“George Floyd came to Minneapolis to better his life. But ultimately his life will have bettered our city,” the Democratic mayor wrote on Twitter. “The jury joined in a shared conviction that has animated Minneapolis for the last 11 months. They refused to look away and affirmed he should still be here today.”
Chauvin, 45, was found guilty Tuesday of second-degree unintentional murder, third-degree murder and second-degree manslaughter.
Chauvin’s sentencing is scheduled for eight weeks from now.
Frey’s remarks of praise didn’t land with everyone – some took issue with the mayor’s characterization of Floyd’s death as a sacrifice for the sake of the city.
House Speaker Nancy Pelosi offered a similar sentiment in her press conference with the Congressional Black Caucus.
“Thank you George Floyd for sacrificing your life for justice,” Pelosi said Tuesday outside the Capitol. “Because of you and because of millions of people around the world who came out for justice, your name will always be synonymous with justice. And now we have to make sure justice prevails in the sentencing.”

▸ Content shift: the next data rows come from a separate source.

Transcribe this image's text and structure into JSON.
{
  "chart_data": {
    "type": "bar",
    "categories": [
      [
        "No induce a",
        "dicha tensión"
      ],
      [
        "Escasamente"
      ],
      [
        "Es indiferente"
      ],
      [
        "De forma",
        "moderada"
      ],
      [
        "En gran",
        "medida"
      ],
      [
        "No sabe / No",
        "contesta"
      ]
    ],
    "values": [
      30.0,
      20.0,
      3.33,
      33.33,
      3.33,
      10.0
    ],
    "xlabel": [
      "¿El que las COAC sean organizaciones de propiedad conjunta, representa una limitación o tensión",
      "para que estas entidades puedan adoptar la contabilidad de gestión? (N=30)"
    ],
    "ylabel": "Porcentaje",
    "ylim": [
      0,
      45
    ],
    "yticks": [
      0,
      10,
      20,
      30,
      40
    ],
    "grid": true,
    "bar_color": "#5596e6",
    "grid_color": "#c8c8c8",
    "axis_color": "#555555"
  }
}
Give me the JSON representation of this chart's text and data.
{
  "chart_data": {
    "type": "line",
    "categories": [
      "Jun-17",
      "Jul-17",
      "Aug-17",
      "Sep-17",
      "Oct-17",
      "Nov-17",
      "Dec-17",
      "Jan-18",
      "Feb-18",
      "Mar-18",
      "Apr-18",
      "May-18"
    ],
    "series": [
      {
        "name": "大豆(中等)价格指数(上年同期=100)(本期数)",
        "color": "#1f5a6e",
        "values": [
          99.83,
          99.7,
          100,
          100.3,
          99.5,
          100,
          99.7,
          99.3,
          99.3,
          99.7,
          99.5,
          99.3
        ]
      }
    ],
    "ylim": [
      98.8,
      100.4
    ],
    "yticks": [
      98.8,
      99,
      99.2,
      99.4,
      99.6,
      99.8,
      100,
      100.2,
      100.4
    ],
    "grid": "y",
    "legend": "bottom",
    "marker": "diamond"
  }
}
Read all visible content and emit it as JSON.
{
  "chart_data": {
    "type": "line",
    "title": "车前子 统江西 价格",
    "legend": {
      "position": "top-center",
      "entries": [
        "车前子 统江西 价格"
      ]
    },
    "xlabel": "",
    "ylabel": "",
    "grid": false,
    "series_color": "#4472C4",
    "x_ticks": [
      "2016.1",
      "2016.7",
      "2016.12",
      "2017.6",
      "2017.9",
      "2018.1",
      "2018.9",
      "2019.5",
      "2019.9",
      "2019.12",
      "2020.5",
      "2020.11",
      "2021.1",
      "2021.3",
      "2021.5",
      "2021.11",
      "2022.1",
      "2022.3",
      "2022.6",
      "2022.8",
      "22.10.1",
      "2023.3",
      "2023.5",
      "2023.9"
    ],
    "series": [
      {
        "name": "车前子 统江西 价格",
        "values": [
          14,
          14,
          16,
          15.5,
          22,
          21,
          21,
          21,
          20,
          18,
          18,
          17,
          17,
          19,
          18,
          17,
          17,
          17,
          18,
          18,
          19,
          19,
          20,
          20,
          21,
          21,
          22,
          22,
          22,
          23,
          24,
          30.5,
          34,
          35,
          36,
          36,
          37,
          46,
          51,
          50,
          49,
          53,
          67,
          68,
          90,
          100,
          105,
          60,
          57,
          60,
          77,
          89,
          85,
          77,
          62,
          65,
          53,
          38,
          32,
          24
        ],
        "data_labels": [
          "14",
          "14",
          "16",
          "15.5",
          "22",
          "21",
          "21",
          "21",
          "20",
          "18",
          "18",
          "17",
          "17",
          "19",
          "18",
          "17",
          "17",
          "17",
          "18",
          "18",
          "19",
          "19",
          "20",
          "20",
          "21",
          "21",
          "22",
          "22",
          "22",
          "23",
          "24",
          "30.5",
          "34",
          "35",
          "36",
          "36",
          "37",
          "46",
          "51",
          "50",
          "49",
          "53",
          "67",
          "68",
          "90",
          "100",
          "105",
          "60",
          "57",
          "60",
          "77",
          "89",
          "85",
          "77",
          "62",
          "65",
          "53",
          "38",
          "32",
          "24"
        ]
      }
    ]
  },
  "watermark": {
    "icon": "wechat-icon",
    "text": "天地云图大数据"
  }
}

Floyd, a 46-year-old Black man, died on May 25, 2020 after Chauvin held his knee against Floyd’s neck or upper body for nine minutes and 29 seconds, as a handcuffed Floyd repeatedly said that he could not breathe. Police were called to the area on that day for a report that Floyd had used a counterfeit $20 bill to buy cigarettes at a neighborhood convenience store, Cup Foods.